Get Out is a horror film but it’s not like any horror film that has reached home screens in a long time. To begin with, it’s rated R, and the R-rated horror film has become something of an endangered species in this era of PG-13’ing everything. The R, however, isn’t for the usual "extreme gore" of a slasher movie. Instead, it’s mainly for profanity. Get Out has only a little blood and viscera; the approach of writer/first time director Jordan Peele is to approach the more stomach-churning aspects of his production with tact. Yes, that’s right — I used the word "tact" in describing a horror film.
Then there’s the tone. Get Out doesn’t cross over the line into outright satire or comedy — it’s a little too serious for that — but there are times when it comes close. Peele keeps things light while delivering the scares. There are some jump-out-of-your seat "boo!" moments, including one that’s enhanced by a strident musical sting. Although dated, Scream might be the best analog. The filmmakers want us to remember that horror movies don’t have to be defined by non-stop intensity and unrelenting tension. It shouldn’t be a surprise that Peele would craft something like Get Out. He is, after all, known for his comedy (co-writer of Keanu on screen and Key & Peele on TV). What perhaps is unexpected is how well he strikes a balance between the scares and the guffaws. Most directors don’t attempt this let alone succeed at it.
Get Out also has something to say about race relations although the specifics of the message are probably in the eye of the beholder. The most obvious takeaways relate to the differences between white and black culture and the curious mix of condescension and envy that can co-exist in the minds and attitudes of some. Peele doesn’t venture too deeply into this divisive minefield, however — after all, he’s trying to make a crowd-pleaser and alienating a sizable portion of his audience wouldn’t be a good way to start. Instead, he uses the black/white divide as a way to establish the "stranger in a strange land" milieu.
Chris (Daniel Kaluuya), a black man, expects it to be uncomfortable when he accompanies his (white) girlfriend, Rose (Allison Williams), to her childhood home to meet her parents, Dean (Bradley Whitford) and Missy (Catherine Keener), and a host of their high-class friends. Although Mom and Dad seem accommodating, with Dean confiding that he would have voted for a third Obama term if possible, Chris senses that something is "off" and his fears are heightened when he notices the bizarre, zombie-like behaviors of the maid (Betty Gabriel) and the groundskeeper (Marcus Henderson), the only two other African Americans in the vicinity. Then, when Missy offers to hypnotize him to cure his smoking addiction, he wonders whether there’s a connection between her talents and the strange things going on around him.
As good as Get Out is, it’s not without flaws. The final act is peppered with nits that are easy to pick. (I guess Chris has some hitherto unseen contortionist abilities.) The biggest twists are easier to predict and less surprising than the filmmakers want them to be. (To be fair, if you’re not paying full attention — a common problem among today’s ADD-afflicted viewers — they might indeed be unexpected.) None of those things spoil the fun since many of these issues are expected from any horror film worth its salt and the experience could be deemed incomplete without them.

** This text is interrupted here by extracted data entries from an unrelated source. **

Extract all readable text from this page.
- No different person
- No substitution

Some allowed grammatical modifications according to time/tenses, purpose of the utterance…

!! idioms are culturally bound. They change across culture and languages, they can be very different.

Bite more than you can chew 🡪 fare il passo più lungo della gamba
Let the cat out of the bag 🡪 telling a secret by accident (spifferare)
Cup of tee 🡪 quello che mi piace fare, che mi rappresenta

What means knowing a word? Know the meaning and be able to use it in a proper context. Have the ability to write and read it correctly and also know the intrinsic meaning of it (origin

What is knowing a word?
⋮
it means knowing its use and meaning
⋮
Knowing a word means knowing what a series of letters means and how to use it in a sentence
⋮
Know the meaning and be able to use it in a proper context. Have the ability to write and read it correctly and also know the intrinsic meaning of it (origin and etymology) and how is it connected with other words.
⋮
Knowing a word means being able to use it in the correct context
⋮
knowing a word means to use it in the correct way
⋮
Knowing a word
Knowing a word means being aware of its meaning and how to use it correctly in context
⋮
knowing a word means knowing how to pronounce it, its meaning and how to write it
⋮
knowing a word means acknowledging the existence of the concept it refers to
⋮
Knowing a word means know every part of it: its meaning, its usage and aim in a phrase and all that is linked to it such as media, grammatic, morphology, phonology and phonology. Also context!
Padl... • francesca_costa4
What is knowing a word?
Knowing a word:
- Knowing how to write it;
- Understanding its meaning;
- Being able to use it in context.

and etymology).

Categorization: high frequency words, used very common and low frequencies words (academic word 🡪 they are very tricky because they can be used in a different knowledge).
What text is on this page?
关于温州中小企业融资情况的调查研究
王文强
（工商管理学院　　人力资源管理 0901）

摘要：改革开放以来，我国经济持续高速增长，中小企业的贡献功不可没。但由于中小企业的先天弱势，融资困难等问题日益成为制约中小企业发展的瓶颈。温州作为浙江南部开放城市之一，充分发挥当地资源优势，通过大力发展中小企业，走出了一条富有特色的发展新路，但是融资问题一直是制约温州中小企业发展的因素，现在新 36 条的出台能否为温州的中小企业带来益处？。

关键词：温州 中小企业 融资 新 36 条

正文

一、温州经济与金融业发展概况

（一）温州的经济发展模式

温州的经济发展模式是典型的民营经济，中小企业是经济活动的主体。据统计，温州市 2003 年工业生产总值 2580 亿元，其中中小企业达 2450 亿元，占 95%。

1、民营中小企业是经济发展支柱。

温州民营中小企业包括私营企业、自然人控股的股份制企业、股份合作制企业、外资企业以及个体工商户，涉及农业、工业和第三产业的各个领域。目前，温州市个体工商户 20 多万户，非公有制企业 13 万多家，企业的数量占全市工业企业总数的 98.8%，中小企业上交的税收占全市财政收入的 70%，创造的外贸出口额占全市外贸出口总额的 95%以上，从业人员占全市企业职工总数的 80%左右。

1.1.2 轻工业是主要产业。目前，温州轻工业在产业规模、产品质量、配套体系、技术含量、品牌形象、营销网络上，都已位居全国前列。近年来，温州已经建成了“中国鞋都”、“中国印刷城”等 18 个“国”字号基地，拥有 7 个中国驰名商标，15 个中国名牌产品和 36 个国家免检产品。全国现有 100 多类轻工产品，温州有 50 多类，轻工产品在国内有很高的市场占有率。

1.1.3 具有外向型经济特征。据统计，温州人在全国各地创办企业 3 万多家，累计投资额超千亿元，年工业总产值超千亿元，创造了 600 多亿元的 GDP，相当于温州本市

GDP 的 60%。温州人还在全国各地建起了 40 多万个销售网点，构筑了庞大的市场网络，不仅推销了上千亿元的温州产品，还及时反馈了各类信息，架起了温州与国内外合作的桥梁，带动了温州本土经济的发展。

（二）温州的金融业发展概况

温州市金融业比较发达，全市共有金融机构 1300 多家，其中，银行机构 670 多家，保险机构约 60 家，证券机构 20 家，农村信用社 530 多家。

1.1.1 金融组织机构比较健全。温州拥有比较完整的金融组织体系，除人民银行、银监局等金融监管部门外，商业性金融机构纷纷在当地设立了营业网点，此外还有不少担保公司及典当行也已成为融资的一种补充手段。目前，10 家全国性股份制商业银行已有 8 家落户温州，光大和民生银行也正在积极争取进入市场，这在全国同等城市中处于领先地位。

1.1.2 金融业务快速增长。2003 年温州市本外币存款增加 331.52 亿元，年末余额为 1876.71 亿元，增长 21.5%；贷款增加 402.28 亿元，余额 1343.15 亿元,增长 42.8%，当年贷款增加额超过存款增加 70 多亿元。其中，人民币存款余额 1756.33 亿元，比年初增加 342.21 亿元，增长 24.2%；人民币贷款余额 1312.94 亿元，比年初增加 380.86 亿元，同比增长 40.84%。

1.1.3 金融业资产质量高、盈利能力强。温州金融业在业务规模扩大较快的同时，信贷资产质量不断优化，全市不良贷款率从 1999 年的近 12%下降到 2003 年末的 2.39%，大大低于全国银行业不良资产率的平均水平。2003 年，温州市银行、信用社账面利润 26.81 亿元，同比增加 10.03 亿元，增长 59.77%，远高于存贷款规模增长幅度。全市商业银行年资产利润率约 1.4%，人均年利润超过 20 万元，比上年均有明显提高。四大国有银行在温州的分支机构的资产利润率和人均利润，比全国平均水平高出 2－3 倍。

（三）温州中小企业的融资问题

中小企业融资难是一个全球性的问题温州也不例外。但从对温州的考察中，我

In additional to tonal similarities with Scream, Get Out also draws from other horror classics. In particular, echoes of Deliverance can be found, especially when emphasizing the main character’s alienation in a foreign and potentially lethal setting. And there’s more than a passing reference to The Stepford Wives in the way certain characters act and react.
The praiseworthy quality of Get Out is that it delivers the goods without copycatting every cookie-cutter horror film being released today. It’s the proverbial breath of fresh air blowing through a stale industry. Peele’s vision is largely responsible for this, as are his unconventional casting choices. Kaluuya is the key here. The British TV veteran conveys the right mix of likability and normalcy that viewers automatically relate to him. This leads to some very strong crowd-pleasing moments late in the film. Also important to the overall tone is LilRel Howery (as Chris’ best friend, TSA worker Rod), who is singlehandedly responsible for many of the film’s biggest laughs. Girls’ Williams is appealing as the color-blind woman who is perhaps a little too trusting of her family.
This early, it’s impossible to say whether Get Out will outlast the upcoming 2017 contenders to emerge as the best horror film of the year but it will almost assuredly open eyes while providing home viewers with the rare scary film that can be embraced as readily by those who avoid horror as those who crave it.